During the Referendum campaign, Michael Gove notoriously commented that the British public had “had enough of experts”, in particular of economic forecasters. This article explains a little about (i) economic forecasting and (ii) why economic forecasts may be useful even if they cannot be completely accurate.
Economic forecasting is like medical diagnosis. The economy and the human body are both complex systems that are still imperfectly understood. Your GP has to make a diagnosis on the basis of limited information: headache; flue; or meningitis? From the perspective of public health advice, the situation is no less difficult. For example, official advice on diet is much contested. Advice changes as new evidence becomes available.
When economists forecast or predict the impact of Brexit, they start with a diagnosis of the current “health” of the “patient”. Is the UK economy delicate or in rude health? Since experiencing the economic equivalent of a heart attack during the Global Financial Crisis of 2008-09, the UK has undergone stagnant productivity (and, hence, wages), low investment, record levels of household debt, public sector austerity, and now low growth during a world economic upturn. Economists diagnosing the patient along such lines would tend to recommend against administering a shock to the patient. However, economists, like doctors and medical researchers, differ in their diagnoses. Other economists might point to unprecedented levels of people in employment and conclude that the UK economy is more or less fit, and that Brexit is just the tonic needed to make it thrive.

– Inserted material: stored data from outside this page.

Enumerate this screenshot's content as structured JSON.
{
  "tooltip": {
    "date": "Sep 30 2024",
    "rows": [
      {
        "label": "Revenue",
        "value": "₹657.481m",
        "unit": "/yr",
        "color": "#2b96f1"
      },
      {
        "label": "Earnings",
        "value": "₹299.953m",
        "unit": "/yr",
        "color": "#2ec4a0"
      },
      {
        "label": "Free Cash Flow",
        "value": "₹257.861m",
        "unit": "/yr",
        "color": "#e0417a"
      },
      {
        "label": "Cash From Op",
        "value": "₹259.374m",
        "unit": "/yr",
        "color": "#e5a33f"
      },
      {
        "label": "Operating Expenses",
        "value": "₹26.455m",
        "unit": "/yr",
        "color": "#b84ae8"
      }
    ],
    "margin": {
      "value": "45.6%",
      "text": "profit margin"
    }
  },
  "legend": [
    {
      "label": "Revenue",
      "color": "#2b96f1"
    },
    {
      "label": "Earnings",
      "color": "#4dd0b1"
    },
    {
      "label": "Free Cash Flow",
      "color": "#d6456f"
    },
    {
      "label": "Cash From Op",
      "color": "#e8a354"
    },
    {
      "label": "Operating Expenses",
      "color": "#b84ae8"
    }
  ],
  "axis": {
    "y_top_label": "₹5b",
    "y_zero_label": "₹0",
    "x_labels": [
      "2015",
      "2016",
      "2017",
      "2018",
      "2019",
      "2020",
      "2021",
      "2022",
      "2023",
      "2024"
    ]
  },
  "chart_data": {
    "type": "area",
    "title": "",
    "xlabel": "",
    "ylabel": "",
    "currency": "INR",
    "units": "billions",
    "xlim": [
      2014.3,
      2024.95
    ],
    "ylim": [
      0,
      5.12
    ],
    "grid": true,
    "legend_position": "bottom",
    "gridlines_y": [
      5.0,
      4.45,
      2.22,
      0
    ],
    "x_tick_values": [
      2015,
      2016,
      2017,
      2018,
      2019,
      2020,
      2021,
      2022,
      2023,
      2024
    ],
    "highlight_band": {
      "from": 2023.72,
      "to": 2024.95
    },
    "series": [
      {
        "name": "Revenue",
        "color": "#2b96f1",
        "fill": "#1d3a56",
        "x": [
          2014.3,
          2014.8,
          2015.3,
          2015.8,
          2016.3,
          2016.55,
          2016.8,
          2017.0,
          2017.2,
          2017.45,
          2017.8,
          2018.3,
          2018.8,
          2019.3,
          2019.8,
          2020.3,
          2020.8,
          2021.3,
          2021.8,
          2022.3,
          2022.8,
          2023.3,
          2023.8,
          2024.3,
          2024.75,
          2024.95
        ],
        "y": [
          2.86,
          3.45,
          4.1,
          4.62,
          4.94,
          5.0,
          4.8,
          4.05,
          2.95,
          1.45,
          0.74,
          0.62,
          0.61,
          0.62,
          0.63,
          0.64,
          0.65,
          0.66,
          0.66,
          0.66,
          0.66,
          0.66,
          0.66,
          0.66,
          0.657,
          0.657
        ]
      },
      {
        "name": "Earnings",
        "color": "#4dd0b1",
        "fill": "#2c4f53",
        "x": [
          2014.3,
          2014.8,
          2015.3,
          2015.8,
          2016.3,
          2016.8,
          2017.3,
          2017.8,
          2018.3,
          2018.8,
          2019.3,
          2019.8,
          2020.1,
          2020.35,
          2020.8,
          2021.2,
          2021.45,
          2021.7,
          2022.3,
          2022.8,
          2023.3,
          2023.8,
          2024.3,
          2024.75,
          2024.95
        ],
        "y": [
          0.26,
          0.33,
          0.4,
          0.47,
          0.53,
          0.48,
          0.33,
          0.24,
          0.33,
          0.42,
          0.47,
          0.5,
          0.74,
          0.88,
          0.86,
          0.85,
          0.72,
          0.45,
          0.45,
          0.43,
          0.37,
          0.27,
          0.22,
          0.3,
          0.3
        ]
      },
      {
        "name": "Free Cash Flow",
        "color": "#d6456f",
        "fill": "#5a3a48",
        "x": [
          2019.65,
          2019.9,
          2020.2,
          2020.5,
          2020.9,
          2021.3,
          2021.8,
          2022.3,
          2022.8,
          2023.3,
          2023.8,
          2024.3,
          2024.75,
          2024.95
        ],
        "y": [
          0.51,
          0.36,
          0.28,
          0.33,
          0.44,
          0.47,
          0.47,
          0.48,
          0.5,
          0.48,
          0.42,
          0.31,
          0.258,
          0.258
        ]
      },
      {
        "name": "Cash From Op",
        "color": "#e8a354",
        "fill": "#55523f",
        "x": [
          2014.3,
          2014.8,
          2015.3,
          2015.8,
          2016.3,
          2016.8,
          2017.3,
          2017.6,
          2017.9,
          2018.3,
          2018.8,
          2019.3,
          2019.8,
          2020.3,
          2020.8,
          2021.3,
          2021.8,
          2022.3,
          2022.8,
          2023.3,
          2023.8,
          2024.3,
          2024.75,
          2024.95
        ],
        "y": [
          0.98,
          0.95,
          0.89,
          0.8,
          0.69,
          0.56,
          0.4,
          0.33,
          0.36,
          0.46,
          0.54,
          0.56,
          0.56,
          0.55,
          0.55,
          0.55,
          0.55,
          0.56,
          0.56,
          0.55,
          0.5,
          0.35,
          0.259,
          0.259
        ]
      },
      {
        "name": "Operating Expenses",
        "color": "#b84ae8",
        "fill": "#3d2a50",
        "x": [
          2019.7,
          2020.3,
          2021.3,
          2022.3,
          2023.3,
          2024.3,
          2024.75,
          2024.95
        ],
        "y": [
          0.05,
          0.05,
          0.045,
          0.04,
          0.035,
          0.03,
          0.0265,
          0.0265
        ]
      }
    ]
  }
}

Even when medical experts can give an accurate diagnosis (headache or a brain tumour), they will typically be unable to give a completely accurate prognosis (if the diagnosis is a brain tumour, does the patient have weeks, months or years to live?). There are too many unknowns. However, the well-trained and experienced medical expert may be able to give useful guidance. It is similar in economic diagnosis/prognosis (or, in economic terminology, analysis/forecasting). Government ministers confronted with politically inconvenient forecasts often dismiss them by pointing out that forecasts are predictions of the future, which is unknown. In any case, they often continue, economic forecasts are usually wrong. Yet, just as medical diagnosis and prognosis are useful for guiding treatment, so economic forecasts – even though not precisely accurate – can be useful for guiding government policy. For example, forecasts of economic growth enable the planning of government borrowing and/or tax changes to fund spending commitments. Such forecasts offer broad guidance on the future state of the economy and thus a rational basis for policy. In short, expert forecasts are the alternative to wishful thinking. As such, economic forecasts help to guard against astonishment and panic as the drivers of policy.
One reason why economic forecasts were so easily dismissed during the Referendum campaign – and subsequently – is that most forecasters failed to foresee the Global Financial Crisis. Unfortunately, for most – although by no means all – reputable economists, financial crisis was an “unknown unknown”. (In public health, a rough analogy would be failure in the early 1980s to predict the appearance and rapid spread of AIDS.) In contrast, forecasting the economic effects of Brexit – and now its more or less “hard”/”soft” variants – is to think about “known unknowns”. “Known”, because we know roughly what is coming; but “unknown”, because we cannot know its precise consequences. The consequences of Brexit are unknown and so must be estimated – in other words, forecast. In preparing businesses and government for Brexit, economic forecasts, if used within their limitations, have the potential to enrich understanding of likely threats and opportunities and thus improve preparations.
Disclosure: the author voted Remain, and would do so in future if given the opportunity.